The collapse of the Bretton Woods System
In 1944, the Bretton Woods Agreements introduced a gold standard system that transformed the US dollar into an international reserve currency, the only one convertible to gold. In such a system of exchange rate parities, the dollar fulfilled the de facto function of gold. The currencies were allowed to fluctuate by 1 % either side of parity, which was set in relation to gold or the dollar by the International Monetary Fund (IMF). The dollar immediately became the international unit of account, to the great economic and political advantage of the United States. Indirectly, this system provided European countries with monetary stability for nearly thirty years. Since 1958, the European Monetary Agreement (EMA) had authorised the partial or total convertibility of European currencies.

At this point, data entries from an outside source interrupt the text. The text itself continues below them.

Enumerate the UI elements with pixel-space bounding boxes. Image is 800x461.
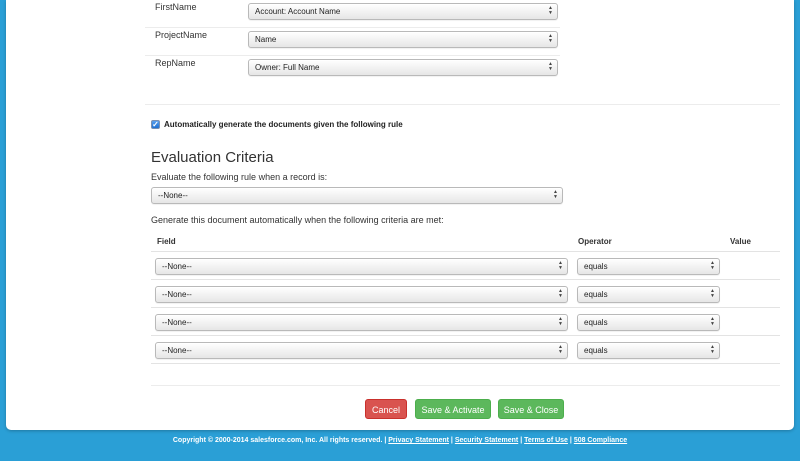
select-value: equals [584,318,608,327]
criteria-row: --None-- ▲ ▼ equals ▲ ▼ [151,279,780,307]
footer: Copyright © 2000-2014 salesforce.com, In… [172,437,628,444]
mapping-row-projectname: ProjectName Name ▲ ▼ [145,28,560,56]
security-statement-link[interactable]: Security Statement [455,437,518,444]
select-arrows-icon: ▲ ▼ [558,316,563,327]
select-arrows-icon: ▲ ▼ [710,316,715,327]
select-arrows-icon: ▲ ▼ [548,5,553,16]
auto-generate-row: ✓ Automatically generate the documents g… [151,117,403,131]
select-arrows-icon: ▲ ▼ [548,61,553,72]
criteria-field-select[interactable]: --None-- ▲ ▼ [155,342,568,359]
mapping-select-projectname[interactable]: Name ▲ ▼ [248,31,558,48]
select-arrows-icon: ▲ ▼ [558,260,563,271]
column-header-value: Value [730,237,751,246]
rule-prompt: Evaluate the following rule when a recor… [151,172,328,182]
actions-divider [151,385,780,386]
mapping-row-firstname: FirstName Account: Account Name ▲ ▼ [145,0,560,28]
criteria-operator-select[interactable]: equals ▲ ▼ [577,342,720,359]
criteria-row: --None-- ▲ ▼ equals ▲ ▼ [151,307,780,335]
select-arrows-icon: ▲ ▼ [710,288,715,299]
rule-select[interactable]: --None-- ▲ ▼ [151,187,563,204]
mapping-label: RepName [155,58,196,68]
select-value: --None-- [158,191,188,200]
auto-generate-checkbox[interactable]: ✓ [151,119,160,129]
criteria-field-select[interactable]: --None-- ▲ ▼ [155,286,568,303]
column-header-operator: Operator [578,237,612,246]
select-value: --None-- [162,346,192,355]
select-arrows-icon: ▲ ▼ [710,260,715,271]
select-value: --None-- [162,290,192,299]
select-arrows-icon: ▲ ▼ [558,288,563,299]
select-value: Name [255,35,277,44]
select-value: equals [584,346,608,355]
evaluation-criteria-heading: Evaluation Criteria [151,149,274,166]
mapping-label: ProjectName [155,30,208,40]
select-value: equals [584,290,608,299]
mapping-label: FirstName [155,2,197,12]
column-header-field: Field [157,237,176,246]
mapping-select-repname[interactable]: Owner: Full Name ▲ ▼ [248,59,558,76]
criteria-operator-select[interactable]: equals ▲ ▼ [577,314,720,331]
select-value: --None-- [162,318,192,327]
select-value: equals [584,262,608,271]
criteria-row: --None-- ▲ ▼ equals ▲ ▼ [151,335,780,363]
mapping-select-firstname[interactable]: Account: Account Name ▲ ▼ [248,3,558,20]
criteria-field-select[interactable]: --None-- ▲ ▼ [155,314,568,331]
terms-of-use-link[interactable]: Terms of Use [524,437,568,444]
select-arrows-icon: ▲ ▼ [558,344,563,355]
criteria-row: --None-- ▲ ▼ equals ▲ ▼ [151,251,780,279]
select-arrows-icon: ▲ ▼ [553,189,558,200]
criteria-operator-select[interactable]: equals ▲ ▼ [577,286,720,303]
select-value: Owner: Full Name [255,63,320,72]
footer-copyright: Copyright © 2000-2014 salesforce.com, In… [172,437,383,444]
table-bottom-border [151,363,780,364]
save-close-button[interactable]: Save & Close [498,399,564,419]
508-compliance-link[interactable]: 508 Compliance [574,437,627,444]
save-activate-button[interactable]: Save & Activate [415,399,491,419]
mapping-row-repname: RepName Owner: Full Name ▲ ▼ [145,56,560,84]
privacy-statement-link[interactable]: Privacy Statement [388,437,449,444]
select-value: --None-- [162,262,192,271]
cancel-button[interactable]: Cancel [365,399,407,419]
criteria-prompt: Generate this document automatically whe… [151,215,444,225]
select-value: Account: Account Name [255,7,341,16]
section-divider [145,104,780,105]
criteria-field-select[interactable]: --None-- ▲ ▼ [155,258,568,275]
criteria-operator-select[interactable]: equals ▲ ▼ [577,258,720,275]
select-arrows-icon: ▲ ▼ [710,344,715,355]
auto-generate-label: Automatically generate the documents giv… [164,119,403,129]
select-arrows-icon: ▲ ▼ [548,33,553,44]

Under that Agreement, the central banks of the signatory countries undertook to exchange their currency for dollars at rates set below the limits imposed by the IMF.
Speculation on the dollar exchange market, which pushed up the value of the German mark, began in the spring of 1971 and intensified during the year. Germany then suggested, unsuccessfully, to its European colleagues that their currencies should be allowed to float jointly in relation to the dollar. The monetary crisis reached its nadir when US President Richard Nixon caused the collapse of the Bretton Woods System by officially suspending the dollar's convertibility to gold on 15 August 1971. Four days later, the three Benelux countries decided to retain the former range of fluctuation between their currencies and the dollar. On 17 and 18 December 1971, the Group of Ten, comprising the six Member States, the United Kingdom, the United States, Canada and Japan, signed in Washington the Smithsonian Institute Agreement that introduced a new realignment of European currencies and a new set of exchange rates pegged to the dollar, which was devalued by nearly 8 % in relation to gold. The fluctuation range of European currencies was widened to 2.25 %. That decision led European officials to see the need to narrow the margins between European currencies.